Centraal telefoonnummer
Binnen enkele maanden zal ook een centraal telefoonnummer 24 op 7 beschikbaar zijnom slachtoffers te begeleiden en door te verwijzen. Dit gebeurt momenteel door de permanentiediensten van de hulpcentra zelf, maar niet de klok rond. Het meldpunt moet de pakkans van dadergroepen en netwerken vergroten en veel meer slachtoffers de weg naar de hulpverlening doen vinden.
In de strijd tegen mensenhandel is ook het budget voor de drie hulpcentra structureel verankerd in de wetgeving, voor een bedrag van 279.000 euro per centrum.
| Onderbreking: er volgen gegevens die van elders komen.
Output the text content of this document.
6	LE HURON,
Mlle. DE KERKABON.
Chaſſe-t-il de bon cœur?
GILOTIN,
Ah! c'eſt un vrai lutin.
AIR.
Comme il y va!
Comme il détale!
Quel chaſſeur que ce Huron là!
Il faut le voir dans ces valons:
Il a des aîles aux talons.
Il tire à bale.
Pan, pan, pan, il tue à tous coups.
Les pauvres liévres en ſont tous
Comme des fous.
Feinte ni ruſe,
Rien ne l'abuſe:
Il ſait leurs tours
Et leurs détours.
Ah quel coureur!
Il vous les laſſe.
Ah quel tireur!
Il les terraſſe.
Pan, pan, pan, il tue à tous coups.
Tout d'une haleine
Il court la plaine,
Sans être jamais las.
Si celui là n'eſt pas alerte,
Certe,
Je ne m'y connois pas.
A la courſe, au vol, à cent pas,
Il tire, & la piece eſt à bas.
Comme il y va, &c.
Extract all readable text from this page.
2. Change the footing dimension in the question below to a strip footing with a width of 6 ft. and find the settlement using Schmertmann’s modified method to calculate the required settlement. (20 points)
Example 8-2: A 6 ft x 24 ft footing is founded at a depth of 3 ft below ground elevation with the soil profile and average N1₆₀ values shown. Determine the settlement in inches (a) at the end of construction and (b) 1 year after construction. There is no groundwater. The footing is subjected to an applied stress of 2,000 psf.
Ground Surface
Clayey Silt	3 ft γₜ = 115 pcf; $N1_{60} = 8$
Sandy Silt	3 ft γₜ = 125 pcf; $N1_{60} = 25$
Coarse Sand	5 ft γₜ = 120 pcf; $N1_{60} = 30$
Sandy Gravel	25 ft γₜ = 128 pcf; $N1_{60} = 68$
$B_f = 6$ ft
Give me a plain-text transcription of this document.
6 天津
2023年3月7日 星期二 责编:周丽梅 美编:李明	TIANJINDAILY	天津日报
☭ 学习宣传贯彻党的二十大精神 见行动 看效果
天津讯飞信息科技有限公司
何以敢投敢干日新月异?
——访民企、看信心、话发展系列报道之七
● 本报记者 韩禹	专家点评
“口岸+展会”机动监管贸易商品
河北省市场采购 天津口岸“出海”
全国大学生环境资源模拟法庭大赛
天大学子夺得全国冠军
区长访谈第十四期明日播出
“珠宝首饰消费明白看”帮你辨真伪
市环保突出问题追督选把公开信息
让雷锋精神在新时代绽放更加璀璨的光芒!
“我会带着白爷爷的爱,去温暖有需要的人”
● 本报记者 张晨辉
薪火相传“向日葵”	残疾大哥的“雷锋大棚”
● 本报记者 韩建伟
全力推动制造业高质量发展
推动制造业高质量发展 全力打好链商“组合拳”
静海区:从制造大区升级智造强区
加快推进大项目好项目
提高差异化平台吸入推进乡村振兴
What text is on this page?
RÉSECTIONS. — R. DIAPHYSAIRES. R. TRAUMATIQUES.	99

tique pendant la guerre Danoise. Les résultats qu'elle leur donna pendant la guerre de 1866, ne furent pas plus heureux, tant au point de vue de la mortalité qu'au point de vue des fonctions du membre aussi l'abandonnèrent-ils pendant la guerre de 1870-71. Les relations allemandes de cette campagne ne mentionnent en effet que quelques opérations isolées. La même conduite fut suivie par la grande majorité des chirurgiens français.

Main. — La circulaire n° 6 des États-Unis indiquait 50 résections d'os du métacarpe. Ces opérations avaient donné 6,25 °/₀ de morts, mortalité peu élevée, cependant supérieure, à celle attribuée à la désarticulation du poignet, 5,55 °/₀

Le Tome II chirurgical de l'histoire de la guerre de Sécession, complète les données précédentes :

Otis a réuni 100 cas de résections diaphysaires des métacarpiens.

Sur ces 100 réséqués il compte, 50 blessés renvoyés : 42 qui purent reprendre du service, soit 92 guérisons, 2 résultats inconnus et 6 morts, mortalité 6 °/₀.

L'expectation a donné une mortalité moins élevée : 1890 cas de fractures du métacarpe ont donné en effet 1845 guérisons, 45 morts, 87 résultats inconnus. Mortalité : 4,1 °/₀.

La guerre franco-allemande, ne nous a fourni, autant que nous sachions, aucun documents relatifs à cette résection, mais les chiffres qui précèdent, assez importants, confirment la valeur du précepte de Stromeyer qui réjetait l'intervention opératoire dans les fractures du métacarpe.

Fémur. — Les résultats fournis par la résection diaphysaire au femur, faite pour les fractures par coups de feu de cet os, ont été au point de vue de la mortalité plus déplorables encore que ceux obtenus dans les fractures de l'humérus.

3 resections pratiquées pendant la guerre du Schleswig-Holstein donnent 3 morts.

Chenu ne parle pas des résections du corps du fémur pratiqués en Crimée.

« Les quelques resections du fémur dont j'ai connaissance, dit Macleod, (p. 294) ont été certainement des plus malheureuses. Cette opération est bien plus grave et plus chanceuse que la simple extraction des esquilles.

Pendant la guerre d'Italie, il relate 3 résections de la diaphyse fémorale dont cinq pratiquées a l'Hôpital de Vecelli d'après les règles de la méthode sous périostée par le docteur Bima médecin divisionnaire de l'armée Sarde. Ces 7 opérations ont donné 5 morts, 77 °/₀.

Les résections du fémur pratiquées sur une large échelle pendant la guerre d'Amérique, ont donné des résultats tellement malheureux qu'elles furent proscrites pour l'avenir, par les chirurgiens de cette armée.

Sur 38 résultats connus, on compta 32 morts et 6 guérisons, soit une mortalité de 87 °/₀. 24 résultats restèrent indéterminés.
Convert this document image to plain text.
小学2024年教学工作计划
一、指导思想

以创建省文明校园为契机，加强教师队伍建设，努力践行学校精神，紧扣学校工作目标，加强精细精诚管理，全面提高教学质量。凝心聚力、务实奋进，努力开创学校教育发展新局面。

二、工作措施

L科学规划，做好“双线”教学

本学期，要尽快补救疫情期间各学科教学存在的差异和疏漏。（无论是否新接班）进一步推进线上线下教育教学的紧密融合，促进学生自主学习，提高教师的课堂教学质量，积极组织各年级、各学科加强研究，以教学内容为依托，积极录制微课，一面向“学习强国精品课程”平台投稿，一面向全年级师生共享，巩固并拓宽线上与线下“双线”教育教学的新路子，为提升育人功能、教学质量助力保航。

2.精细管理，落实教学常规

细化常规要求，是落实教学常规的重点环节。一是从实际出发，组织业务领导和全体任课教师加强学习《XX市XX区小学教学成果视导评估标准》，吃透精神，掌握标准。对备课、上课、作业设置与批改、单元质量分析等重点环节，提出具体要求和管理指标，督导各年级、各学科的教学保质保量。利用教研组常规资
Voorheen waren die subsidies elk jaar onzeker en moest worden gerekend op de goodwill van de minister van Justitie. Per centrum wordt er jaarlijks bovendien nog een extra 50.000 euro toegekend om de algemene werking te versterken en 140.000 euro voor de aanwerving van extra personeel voor de bemanning van het callcenter van het meldpunt. Voor de oprichting van het meldpunt was 50.000 euro voorzien vanuit de budgetten van IDP Oekraïne. Er komt ook een sensibiliseringscampagne waarbij gericht wordt geadverteerd en de boodschap wordt verspreid binnen de meest kwetsbare gemeenschappen.
Vincent Van Quickenborne, vice-eersteminister en minister van Justitie: “Heel wat slachtoffers weten niet dat ze uitgebuit worden door mensenhandelaars omdat ze hun rechten en de arbeidswetgeving niet kennen. Anderzijds worden ze in de macht van mensenhandelaars gehouden, kennen ze het hulpaanbod niet of durven ze niet naar de politie te stappen. Daarom richten we dit centraal meldpunt op. Zo proberen we te sensibiliseren, vormen van mensenhandel beter te doen herkennen, drempels om melding te maken te verlagen en de kans op aangifte en opname in een hulpcentrum te vergroten. Ook de centra worden stevig versterkt en hun budgetten structureel verankerd in de wet.”